By George P. Matysek Jr.


Twitter: @ReviewMatysek

As early as 4:30 every morning, two women separated by more than 150 miles are already awake – intensely praying in quiet solitude for the intentions of Archbishop William E. Lori and the dozens of special requests they receive every week from people across the Archdiocese of Baltimore.

Sister Marie Teresa of the Child Jesus and Mother of the Eucharist and Sister Maria Veronica of the Holy Face are two “canonical hermits” whose lives are dedicated to an intense spiritual regimen as they live apart from the world inside hermitages in Cumberland and Essex, respectively.

The hermits made their final perpetual vows of poverty, chastity and obedience this year after several years living under temporary vows.

Capuchin Franciscan Father Gregory Chervenak, pastor of Our Lady of the Mountains in Cumberland, accepted the vows of Sister Marie Teresa during a June 12 liturgy at the Shrine of Ss. Peter and Paul in Cumberland. Bishop Denis J. Madden accepted the vows of Sister Maria Veronica during a Sept. 15 liturgy at the Basilica of the National Shrine of the Assumption of the Blessed Virgin Mary in Baltimore.

Both hermits wear religious habits and fall under the direction of Archbishop Lori. They do not have much contact with the outside world.

“It is a radical way to live – a life of assiduous prayer and penance,” said Sister Marie Teresa, who resides at St. Gemma’s Hermitage in Cumberland. “We do it out of love for Jesus Christ and his church. We are set apart.”

Sister Marie Teresa is a former nurse who was born Marie Laura Tellier. She had lived privately as a hermit for 10 years in Western Maryland before undergoing the formal process of becoming a diocesan hermit recognized by the church.

Sister Maria Veronica, who lives at Our Lady of Guadalupe Hermitage in Essex, is a widow, mother and grandmother. The former Mary Zimmerer’s hermitage chapel is located in the same room where her husband of 39 years lost his battle with cancer.

“There is a rhythm to the day, but each day is different,” Sister Maria Veronica said. “There’s time for prayer, study and spiritual reflection.”

Each day, the hermits attend Mass at local parishes. They say the prayers of the church throughout the day and practice personal spiritual devotions such as the rosary and the Chaplet of Divine Mercy.

One of the challenges of living as a hermit is making time for the many chores that must be completed in keeping up the hermitage, said Sister Maria Veronica, who also offers spiritual direction to people of all ages.

Both hermits said prayer has the power to change lives, viewing their vocation as one focused on union with God.

“Prayer might turn around a soul to say no to temptation,” said Sister Marie Teresa, an artist who makes religious icons and who prays in a special way for seminarians and priests.

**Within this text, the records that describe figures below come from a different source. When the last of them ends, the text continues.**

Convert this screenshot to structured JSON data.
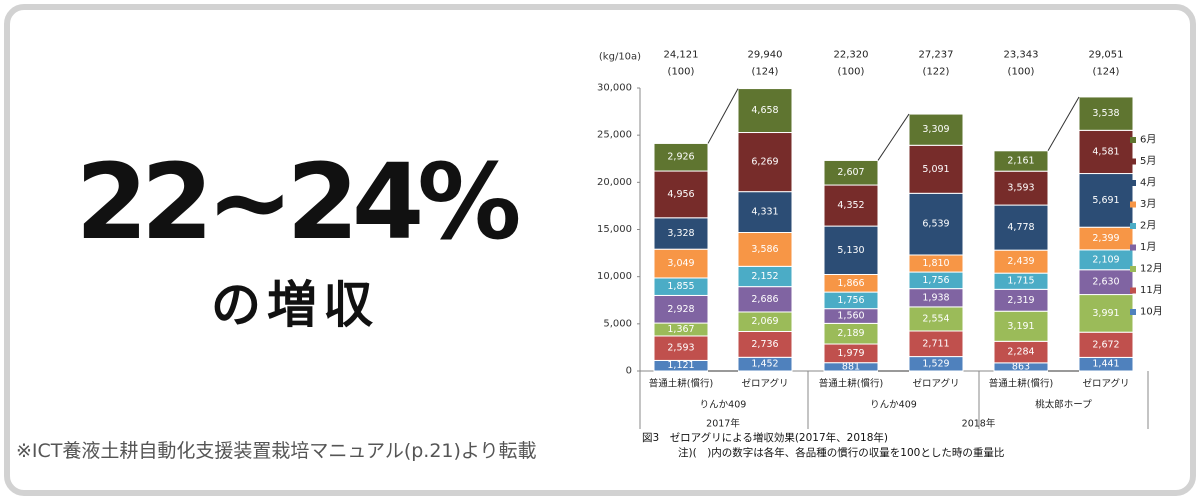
{
  "banner": {
    "headline": "22~24%",
    "subline": "の増収",
    "source": "※ICT養液土耕自動化支援装置栽培マニュアル(p.21)より転載"
  },
  "chart_data": {
    "type": "bar",
    "stacked": true,
    "ylabel": "(kg/10a)",
    "ylim": [
      0,
      30000
    ],
    "yticks": [
      "0",
      "5,000",
      "10,000",
      "15,000",
      "20,000",
      "25,000",
      "30,000"
    ],
    "ytick_values": [
      0,
      5000,
      10000,
      15000,
      20000,
      25000,
      30000
    ],
    "categories": [
      "普通土耕(慣行)",
      "ゼロアグリ",
      "普通土耕(慣行)",
      "ゼロアグリ",
      "普通土耕(慣行)",
      "ゼロアグリ"
    ],
    "groups": [
      {
        "label": "りんか409",
        "bars": [
          0,
          1
        ]
      },
      {
        "label": "りんか409",
        "bars": [
          2,
          3
        ]
      },
      {
        "label": "桃太郎ホープ",
        "bars": [
          4,
          5
        ]
      }
    ],
    "years": [
      {
        "label": "2017年",
        "bars": [
          0,
          1
        ]
      },
      {
        "label": "2018年",
        "bars": [
          2,
          5
        ]
      }
    ],
    "totals": [
      "24,121",
      "29,940",
      "22,320",
      "27,237",
      "23,343",
      "29,051"
    ],
    "index": [
      "(100)",
      "(124)",
      "(100)",
      "(122)",
      "(100)",
      "(124)"
    ],
    "series": [
      {
        "name": "10月",
        "color": "#4f81bd",
        "values": [
          1121,
          1452,
          881,
          1529,
          863,
          1441
        ],
        "labels": [
          "1,121",
          "1,452",
          "881",
          "1,529",
          "863",
          "1,441"
        ]
      },
      {
        "name": "11月",
        "color": "#c0504d",
        "values": [
          2593,
          2736,
          1979,
          2711,
          2284,
          2672
        ],
        "labels": [
          "2,593",
          "2,736",
          "1,979",
          "2,711",
          "2,284",
          "2,672"
        ]
      },
      {
        "name": "12月",
        "color": "#9bbb59",
        "values": [
          1367,
          2069,
          2189,
          2554,
          3191,
          3991
        ],
        "labels": [
          "1,367",
          "2,069",
          "2,189",
          "2,554",
          "3,191",
          "3,991"
        ]
      },
      {
        "name": "1月",
        "color": "#8064a2",
        "values": [
          2928,
          2686,
          1560,
          1938,
          2319,
          2630
        ],
        "labels": [
          "2,928",
          "2,686",
          "1,560",
          "1,938",
          "2,319",
          "2,630"
        ]
      },
      {
        "name": "2月",
        "color": "#4bacc6",
        "values": [
          1855,
          2152,
          1756,
          1756,
          1715,
          2109
        ],
        "labels": [
          "1,855",
          "2,152",
          "1,756",
          "1,756",
          "1,715",
          "2,109"
        ]
      },
      {
        "name": "3月",
        "color": "#f79646",
        "values": [
          3049,
          3586,
          1866,
          1810,
          2439,
          2399
        ],
        "labels": [
          "3,049",
          "3,586",
          "1,866",
          "1,810",
          "2,439",
          "2,399"
        ]
      },
      {
        "name": "4月",
        "color": "#2c4d75",
        "values": [
          3328,
          4331,
          5130,
          6539,
          4778,
          5691
        ],
        "labels": [
          "3,328",
          "4,331",
          "5,130",
          "6,539",
          "4,778",
          "5,691"
        ]
      },
      {
        "name": "5月",
        "color": "#772c2a",
        "values": [
          4956,
          6269,
          4352,
          5091,
          3593,
          4581
        ],
        "labels": [
          "4,956",
          "6,269",
          "4,352",
          "5,091",
          "3,593",
          "4,581"
        ]
      },
      {
        "name": "6月",
        "color": "#5f7530",
        "values": [
          2926,
          4658,
          2607,
          3309,
          2161,
          3538
        ],
        "labels": [
          "2,926",
          "4,658",
          "2,607",
          "3,309",
          "2,161",
          "3,538"
        ]
      }
    ],
    "legend_position": "right",
    "caption": "図3　ゼロアグリによる増収効果(2017年、2018年)",
    "note": "注)(　)内の数字は各年、各品種の慣行の収量を100とした時の重量比"
  }
}
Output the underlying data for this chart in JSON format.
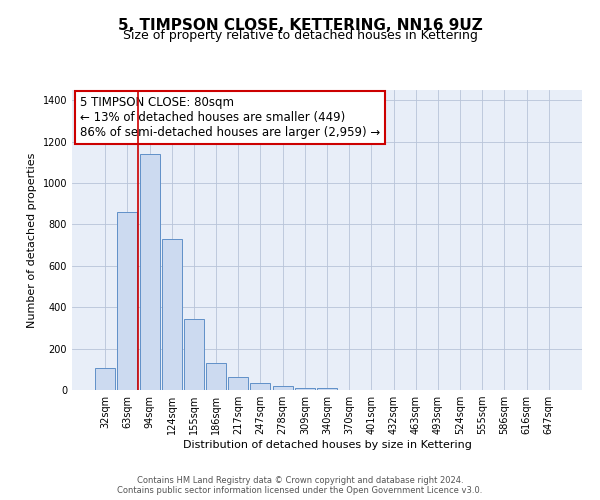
{
  "title": "5, TIMPSON CLOSE, KETTERING, NN16 9UZ",
  "subtitle": "Size of property relative to detached houses in Kettering",
  "xlabel": "Distribution of detached houses by size in Kettering",
  "ylabel": "Number of detached properties",
  "categories": [
    "32sqm",
    "63sqm",
    "94sqm",
    "124sqm",
    "155sqm",
    "186sqm",
    "217sqm",
    "247sqm",
    "278sqm",
    "309sqm",
    "340sqm",
    "370sqm",
    "401sqm",
    "432sqm",
    "463sqm",
    "493sqm",
    "524sqm",
    "555sqm",
    "586sqm",
    "616sqm",
    "647sqm"
  ],
  "values": [
    105,
    860,
    1140,
    730,
    345,
    130,
    62,
    32,
    18,
    12,
    8,
    0,
    0,
    0,
    0,
    0,
    0,
    0,
    0,
    0,
    0
  ],
  "bar_color": "#ccdaf0",
  "bar_edge_color": "#6090c8",
  "vline_color": "#cc0000",
  "annotation_lines": [
    "5 TIMPSON CLOSE: 80sqm",
    "← 13% of detached houses are smaller (449)",
    "86% of semi-detached houses are larger (2,959) →"
  ],
  "ylim": [
    0,
    1450
  ],
  "yticks": [
    0,
    200,
    400,
    600,
    800,
    1000,
    1200,
    1400
  ],
  "plot_bg_color": "#e8eef8",
  "grid_color": "#b8c4d8",
  "footer_line1": "Contains HM Land Registry data © Crown copyright and database right 2024.",
  "footer_line2": "Contains public sector information licensed under the Open Government Licence v3.0.",
  "title_fontsize": 11,
  "subtitle_fontsize": 9,
  "annotation_fontsize": 8.5,
  "tick_fontsize": 7,
  "axis_label_fontsize": 8,
  "footer_fontsize": 6
}
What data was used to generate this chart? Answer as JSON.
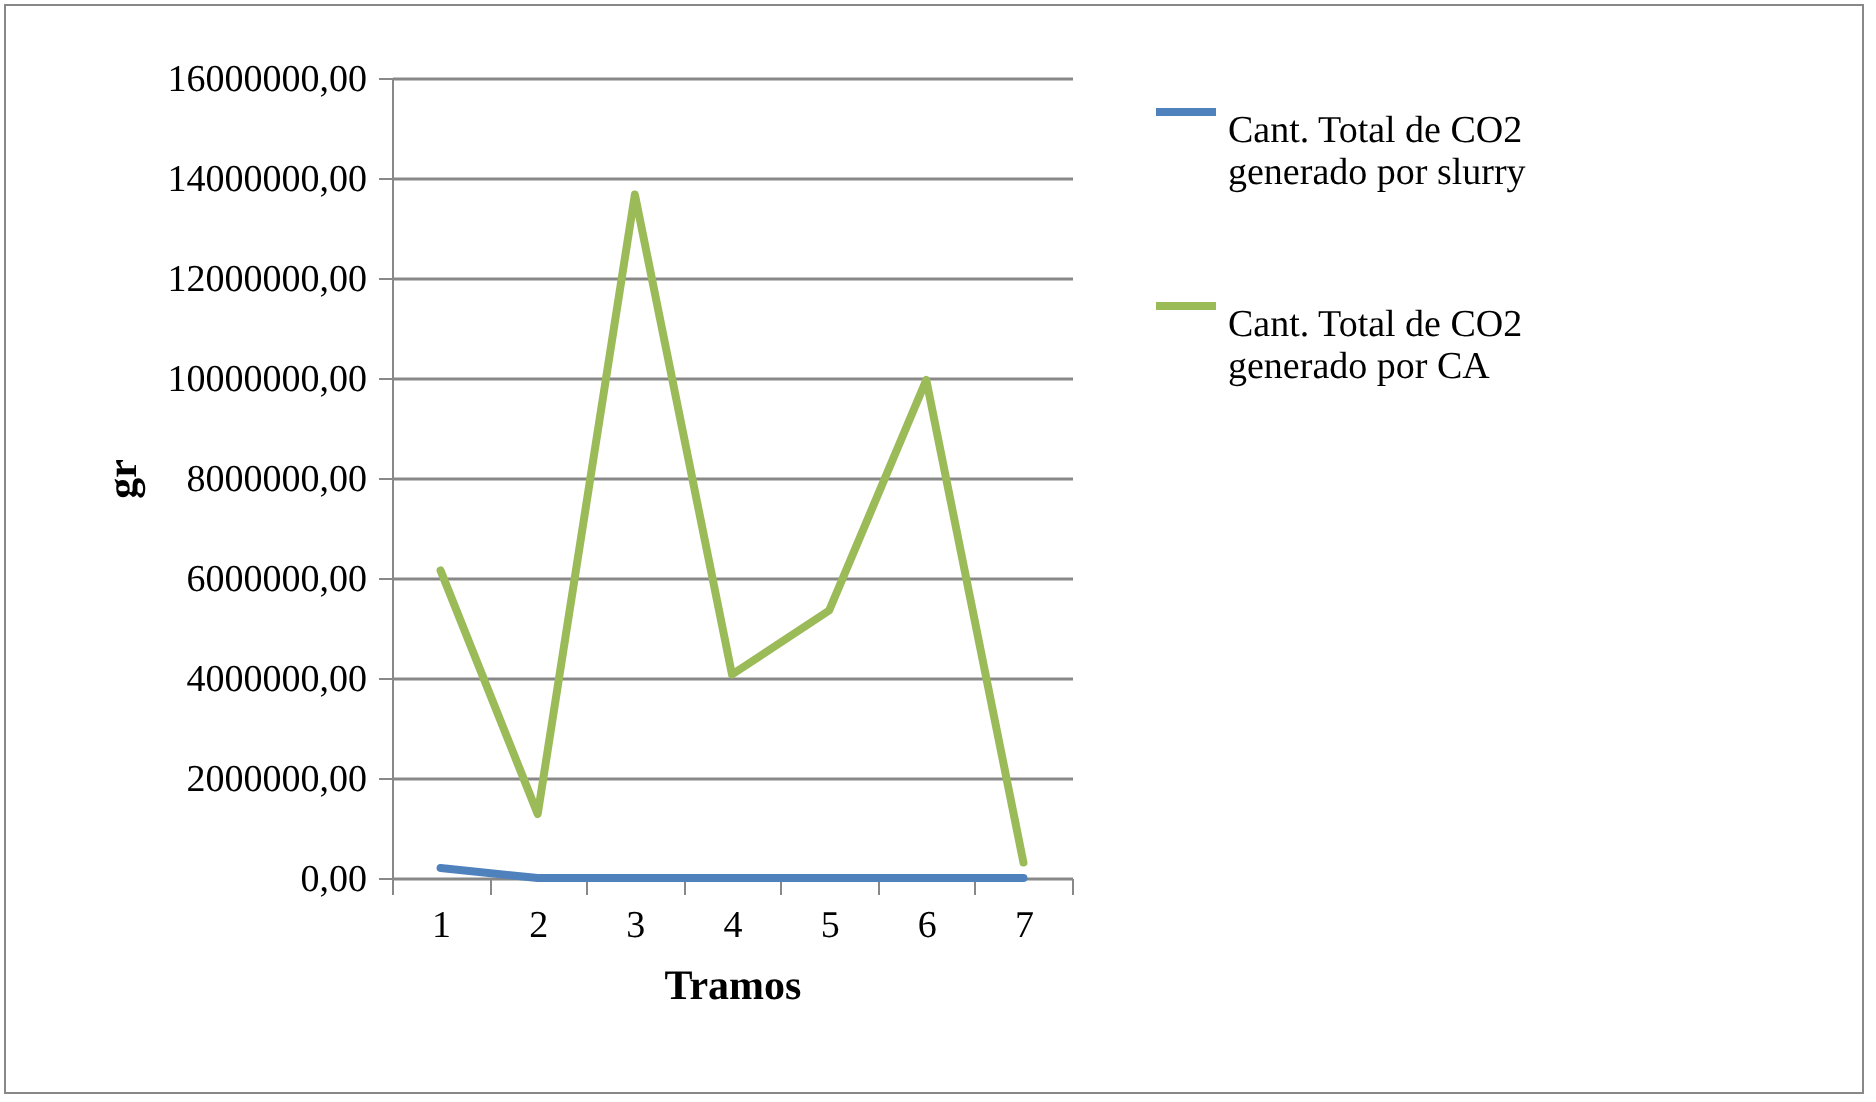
{
  "chart_data": {
    "type": "line",
    "xlabel": "Tramos",
    "ylabel": "gr",
    "categories": [
      "1",
      "2",
      "3",
      "4",
      "5",
      "6",
      "7"
    ],
    "series": [
      {
        "name": "Cant. Total de CO2 generado por slurry",
        "color": "#4f81bd",
        "values": [
          200000,
          0,
          0,
          0,
          0,
          0,
          0
        ]
      },
      {
        "name": "Cant. Total de CO2 generado por CA",
        "color": "#9bbb59",
        "values": [
          6150000,
          1280000,
          13670000,
          4070000,
          5350000,
          9960000,
          310000
        ]
      }
    ],
    "ylim": [
      0,
      16000000
    ],
    "yticks": [
      {
        "value": 0,
        "label": "0,00"
      },
      {
        "value": 2000000,
        "label": "2000000,00"
      },
      {
        "value": 4000000,
        "label": "4000000,00"
      },
      {
        "value": 6000000,
        "label": "6000000,00"
      },
      {
        "value": 8000000,
        "label": "8000000,00"
      },
      {
        "value": 10000000,
        "label": "10000000,00"
      },
      {
        "value": 12000000,
        "label": "12000000,00"
      },
      {
        "value": 14000000,
        "label": "14000000,00"
      },
      {
        "value": 16000000,
        "label": "16000000,00"
      }
    ],
    "grid": "y",
    "legend": "right",
    "marker": "none",
    "line_style": "solid"
  }
}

There is some confusion about what a hermit is, according to Sister Marie Teresa and Sister Maria Veronica. While many are supportive, some can be dismissive.

“Someone said to me, ‘You don’t do anything,’” Sister Marie Teresa recalled. “I said, ‘OK, tell that to Jesus.’”

To be a hermit requires great discipline and commitment, she said.

“It’s a life of sacrifice,” she said.

Sister Maria Luz Ortiz, Archbishop Lori’s delegate to religious and a Mission Helper of the Sacred Heart, said there are two men – one in Catonsville and another in Emmitsburg – who are currently in the process of applying to become hermits.

The vocation is an ancient one that has its roots in the desert fathers of the church.

“The greatest gift of their vocation is to pray for the archbishop and the church,” Sister Maria Luz explained. “People are always giving them intentions. Prayer is their main activity.”